In this example, calling Data.define creates a new class that has some methods built into it, including a constructor and amount and unit accessor methods. Because these methods are created at runtime, Sorbet wouldn’t be able to know about them statically without a little help. To “teach” Sorbet about these methods, we needed to make a change to a part of the pipeline called the “rewriter.”

Adding a new rewriter

The stage of the pipeline after the “desugarer” is the “rewriter” stage. Rewriters are very similar to the desugarer, but while the desugarer is broad and covers many types of Ruby syntax, rewriters are specific; they each handle a particular Ruby class or feature.
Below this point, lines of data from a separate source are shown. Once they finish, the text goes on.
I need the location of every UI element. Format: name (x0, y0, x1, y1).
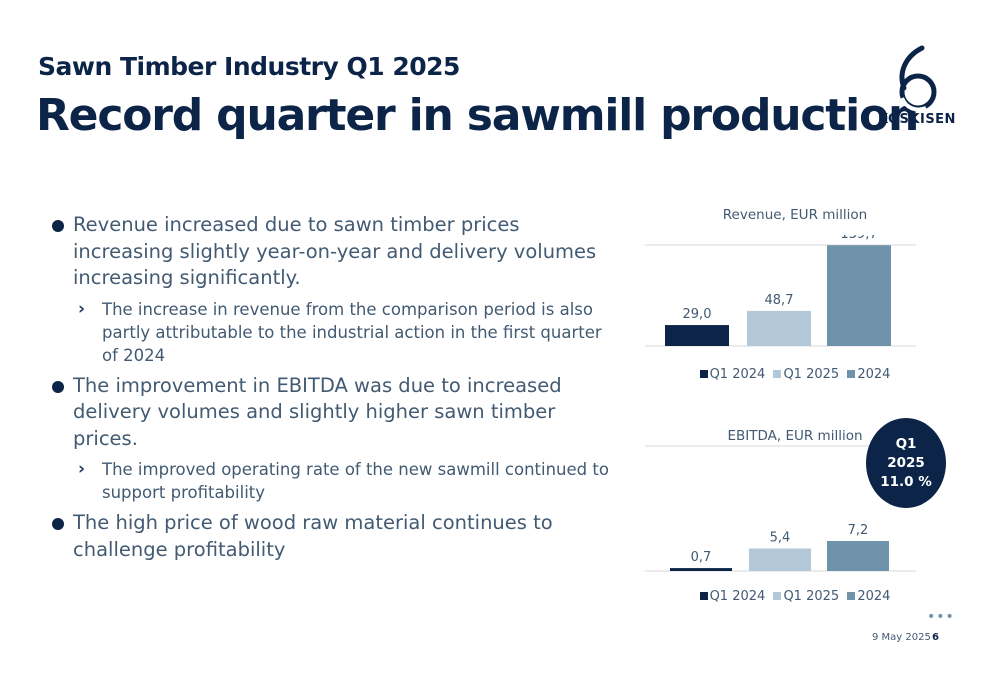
bar-q1-2025 (747, 310, 811, 346)
bullet-dot-icon (52, 220, 64, 232)
logo-text: KOSKISEN (878, 112, 956, 127)
legend-item: Q1 2024 (699, 589, 765, 604)
sub-bullet-item: › The increase in revenue from the compa… (52, 298, 612, 367)
badge-line3: 11.0 % (880, 473, 932, 490)
page-subtitle: Sawn Timber Industry Q1 2025 (38, 52, 460, 81)
ebitda-chart-plot: 0,7 5,4 7,2 (645, 445, 916, 572)
revenue-chart-title: Revenue, EUR million (722, 207, 868, 223)
bullet-text: The high price of wood raw material cont… (73, 511, 553, 561)
sub-bullet-text: The improved operating rate of the new s… (102, 460, 609, 502)
sub-bullet-item: › The improved operating rate of the new… (52, 458, 612, 504)
chevron-right-icon: › (78, 459, 86, 479)
bullet-dot-icon (52, 518, 64, 530)
bullet-text: The improvement in EBITDA was due to inc… (73, 373, 562, 450)
bullet-text: Revenue increased due to sawn timber pri… (73, 213, 597, 289)
data-label: 29,0 (683, 307, 712, 322)
ebitda-chart-legend: Q1 2024 Q1 2025 2024 (640, 589, 950, 604)
bullet-item: The high price of wood raw material cont… (52, 510, 612, 563)
bar-q1-2024 (665, 325, 729, 346)
data-label: 5,4 (770, 531, 791, 546)
legend-item: Q1 2024 (699, 367, 765, 382)
data-label: 139,7 (840, 235, 877, 242)
bullet-list: Revenue increased due to sawn timber pri… (52, 212, 612, 569)
revenue-chart: Revenue, EUR million 29,0 48,7 139,7 Q1 20… (640, 205, 950, 395)
bar-q1-2025 (749, 548, 811, 571)
data-label: 0,7 (691, 550, 712, 565)
bullet-item: The improvement in EBITDA was due to inc… (52, 373, 612, 453)
footer-date: 9 May 2025 (872, 632, 931, 643)
chevron-right-icon: › (78, 298, 86, 319)
bar-q1-2024 (670, 568, 732, 571)
badge-line1: Q1 (895, 435, 917, 452)
legend-item: Q1 2025 (773, 589, 839, 604)
page-title: Record quarter in sawmill production (36, 90, 919, 141)
legend-item: Q1 2025 (773, 367, 839, 382)
bullet-dot-icon (52, 380, 64, 393)
revenue-chart-plot: 29,0 48,7 139,7 (645, 235, 916, 347)
badge-line2: 2025 (887, 454, 925, 471)
data-label: 48,7 (765, 293, 794, 308)
page-number: 6 (932, 632, 939, 643)
revenue-chart-legend: Q1 2024 Q1 2025 2024 (640, 367, 950, 382)
ebitda-chart-title: EBITDA, EUR million (727, 428, 863, 444)
more-dots-icon: ••• (927, 609, 955, 625)
bar-2024 (827, 245, 891, 346)
data-label: 7,2 (848, 523, 869, 538)
bullet-item: Revenue increased due to sawn timber pri… (52, 212, 612, 292)
q1-margin-badge: Q1 2025 11.0 % (866, 418, 946, 508)
ebitda-chart: EBITDA, EUR million 0,7 5,4 7,2 Q1 2024 Q1… (640, 426, 950, 616)
koskisen-logo-icon (899, 45, 937, 112)
legend-item: 2024 (847, 367, 890, 382)
legend-item: 2024 (847, 589, 890, 604)
sub-bullet-text: The increase in revenue from the compari… (102, 299, 602, 365)
bar-2024 (827, 541, 889, 571)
For example, Sorbet’s ClassNew rewriter consolidates how Sorbet represents class definitions. A line like Child = Class.new(Parent) would be rewritten as class Child < Parent; end. This means that Sorbet only needs to know how to type check one class definition syntax rather than two, which simplifies later steps of the type checking pipeline.

My teammates and I applied the same principle to Ruby’s new Data class. We opened a PR on Sorbet that added a new Data rewriter. This rewriter finds calls to Data.define and modifies Sorbet’s internal representation of the resulting class to include an initializer, as well as accessor methods for every field passed into the define method.

You can see this rewriter in action on sorbet.run, Sorbet’s online sandbox. By passing in the URL parameters ?arg=--print&arg=rewrite-tree, we can ask Sorbet to print out the results of the rewriter phase of the pipeline, allowing us to visualize the changes that Sorbet is making to our code under the hood!

If you click the link above, you’ll see that Sorbet rewrites Measure = Data.define(:amount, :unit) as something closer to:

class Measure
  def amount; end
  def unit; end
  def initialize(amount=nil, unit=nil); end
end

Once it knows about methods that will be defined at runtime, Sorbet can accurately type check code that uses Ruby 3.2’s new Data class!

Updating Ruby Core RBI files

The last thing my teammates and I needed to do to make Sorbet compatible with Ruby 3.2 was to update Sorbet’s RBI files to reflect the latest changes to Ruby’s core API.

In order to type check methods from Ruby core, Sorbet keeps a repository of RBI files that define types on every class and module in the Ruby core library. When methods changed in new Ruby versions, Sorbet’s RBIs have to be updated to reflect these changes before Sorbet can begin accurately type checking those methods in our code.

My teammates and I opened a series of PRs against Sorbet that modified the Ruby core RBI files to reflect the changes introduced in Ruby 3.2. Here are some examples:

In doing this work, we ensured that Ruby developers at Shopify and in the broader community could leverage all the awesome, new features introduced in Ruby 3.2 while still benefitting from the safety of type checking.

If you’re interested in any of the features mentioned in this article, you can test them out using Sorbet’s online sandbox!